Ook deze beroepscompetentie komt voor bij het wielrennen. Om een wielrenner maximaal te laten presteren zijn trainingen nodig die zijn gebaseerd op de juiste spiergroepen en uithoudingsvermogen etc. etc. Dit verschilt per persoon. Bewegingsactiviteiten worden ontworpen door de trainer en worden uitgevoerd op de wielrenner. Zo ontwikkelt de wielrenner zichzelf.

 

KT6 Verricht praktijkgericht onderzoek en vervult zijn rol als kenniswerker in de sportwereld.

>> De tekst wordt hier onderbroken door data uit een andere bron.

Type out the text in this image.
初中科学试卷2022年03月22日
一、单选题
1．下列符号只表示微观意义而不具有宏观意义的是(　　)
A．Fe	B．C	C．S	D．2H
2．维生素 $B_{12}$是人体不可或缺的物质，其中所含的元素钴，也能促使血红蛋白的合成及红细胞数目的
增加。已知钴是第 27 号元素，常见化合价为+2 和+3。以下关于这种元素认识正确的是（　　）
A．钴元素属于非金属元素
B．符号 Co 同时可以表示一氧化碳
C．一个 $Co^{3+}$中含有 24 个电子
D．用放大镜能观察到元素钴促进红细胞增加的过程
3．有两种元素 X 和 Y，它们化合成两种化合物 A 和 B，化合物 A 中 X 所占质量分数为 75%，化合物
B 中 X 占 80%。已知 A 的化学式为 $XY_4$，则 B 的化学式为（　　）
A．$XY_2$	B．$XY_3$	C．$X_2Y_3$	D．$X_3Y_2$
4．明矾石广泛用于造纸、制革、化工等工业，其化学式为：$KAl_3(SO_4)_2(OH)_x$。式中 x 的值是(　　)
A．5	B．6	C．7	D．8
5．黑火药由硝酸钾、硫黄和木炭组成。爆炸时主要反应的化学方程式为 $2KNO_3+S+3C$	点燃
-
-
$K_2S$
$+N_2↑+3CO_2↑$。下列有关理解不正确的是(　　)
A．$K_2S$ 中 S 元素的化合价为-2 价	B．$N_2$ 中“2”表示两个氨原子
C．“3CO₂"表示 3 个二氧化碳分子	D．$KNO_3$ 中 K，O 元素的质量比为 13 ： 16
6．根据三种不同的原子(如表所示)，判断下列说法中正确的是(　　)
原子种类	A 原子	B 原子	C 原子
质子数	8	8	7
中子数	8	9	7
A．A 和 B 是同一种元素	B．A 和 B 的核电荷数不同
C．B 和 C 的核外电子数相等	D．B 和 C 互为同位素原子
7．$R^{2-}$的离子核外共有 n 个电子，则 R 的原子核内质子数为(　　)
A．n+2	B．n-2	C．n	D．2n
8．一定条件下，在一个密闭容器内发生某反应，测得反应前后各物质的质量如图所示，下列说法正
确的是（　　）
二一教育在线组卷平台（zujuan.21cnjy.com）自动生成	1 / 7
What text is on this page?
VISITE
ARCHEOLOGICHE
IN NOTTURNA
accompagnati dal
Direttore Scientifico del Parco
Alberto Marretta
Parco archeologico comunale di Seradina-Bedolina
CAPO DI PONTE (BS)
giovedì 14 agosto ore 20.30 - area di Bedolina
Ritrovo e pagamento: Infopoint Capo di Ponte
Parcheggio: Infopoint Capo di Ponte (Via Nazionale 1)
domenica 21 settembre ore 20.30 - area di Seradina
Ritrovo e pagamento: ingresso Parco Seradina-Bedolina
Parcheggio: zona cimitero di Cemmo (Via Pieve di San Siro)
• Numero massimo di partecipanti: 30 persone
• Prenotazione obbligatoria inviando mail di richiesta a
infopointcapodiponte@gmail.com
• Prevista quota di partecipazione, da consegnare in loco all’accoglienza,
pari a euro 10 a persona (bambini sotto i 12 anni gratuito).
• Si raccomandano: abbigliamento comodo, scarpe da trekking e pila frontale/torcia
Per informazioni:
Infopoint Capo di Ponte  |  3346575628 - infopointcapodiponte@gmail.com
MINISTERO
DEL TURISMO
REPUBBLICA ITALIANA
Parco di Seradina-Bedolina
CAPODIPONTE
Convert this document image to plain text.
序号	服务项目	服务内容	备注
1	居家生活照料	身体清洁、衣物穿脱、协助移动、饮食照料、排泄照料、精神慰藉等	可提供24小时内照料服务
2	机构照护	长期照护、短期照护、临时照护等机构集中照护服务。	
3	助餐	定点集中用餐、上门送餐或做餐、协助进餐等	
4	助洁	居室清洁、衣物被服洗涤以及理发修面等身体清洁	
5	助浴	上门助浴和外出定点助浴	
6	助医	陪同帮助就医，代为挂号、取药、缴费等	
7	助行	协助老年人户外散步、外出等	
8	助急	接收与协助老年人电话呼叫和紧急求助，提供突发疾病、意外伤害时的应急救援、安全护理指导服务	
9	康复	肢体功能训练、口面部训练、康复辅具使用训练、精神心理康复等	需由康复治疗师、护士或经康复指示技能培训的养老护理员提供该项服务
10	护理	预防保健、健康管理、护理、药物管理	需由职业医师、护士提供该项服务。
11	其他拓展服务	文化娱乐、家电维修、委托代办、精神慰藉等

SGM13: ‘’onderzoeken en adviseren’’

In dit boek wordt advies gegeven na een onderzoek. Zo wordt er aandacht gegeven aan het dragen van een helm, moet dat nou wel of niet? Is het modieus? Waar is het goed voor? Ook wordt er gesproken over wilde dieren die eventueel over de weg heen kunnen lopen.  Moet dat aangegeven worden of niet? En speelt gewicht ook een rol bij het dalen? Is het dragen van een zonnebril functioneel? Deze vragen worden allemaal beantwoord in het verhaal. Daarna wordt er advies gegeven wat je het beste kunt gaan doen en wat er ook werkelijk wordt uitgevoerd in onze samenleving. Deze problemen hebben zich ontwikkeld door de jaren heen.

 

KT overstijgende competenties

SGM 14 Ontwikkelen en borgen van sporteigenheid

SGM 16 Communicatie

SGM 17 Reflecteren en leren

SGM 18 zelfsturing en zelfwerkzaamheid

Tijdens het boek komt de SGM-professional terug in de bovenstaande kerntaken. Communicatie is erg belangrijk tijdens het wielrennen (verbaal of non-verbaal). Tijdens een achtervolging ter voorkoming van botsingen etc. Zelfsturing is het aller belangrijkst, zonder zelfsturing wordt je nooit beter in de sport!

 

Inzichten en het effect op mijn sporthart

Door het lezen van dit boek ben ik tot de ontdekking gekomen hoe lastig het eigenlijk is om op de juiste manier een berg af te dalen zonder angst te hebben. En zonder te denken aan de gevaren van het dalen. Er zijn zoveel ongelukken gebeurd en zoveel wielrenners zijn in het ravijn beland. Toch durven mensen dezelfde afdaling nog eens te maken. Ook slachtoffers pakken het wielrennen na jaren weer op. Dat vind ik heel knap. Blijf doorzetten en geef vooral niet op dat is wat ik van het boek geleerd heb. Mensen aan de kant zien lang zoveel niet als de wielrenner zelf. Ze juichen toe, klappen en hopen op goede resultaten. Ze zien niet wat er allemaal in een wielrenner om gaat. Heel interessant.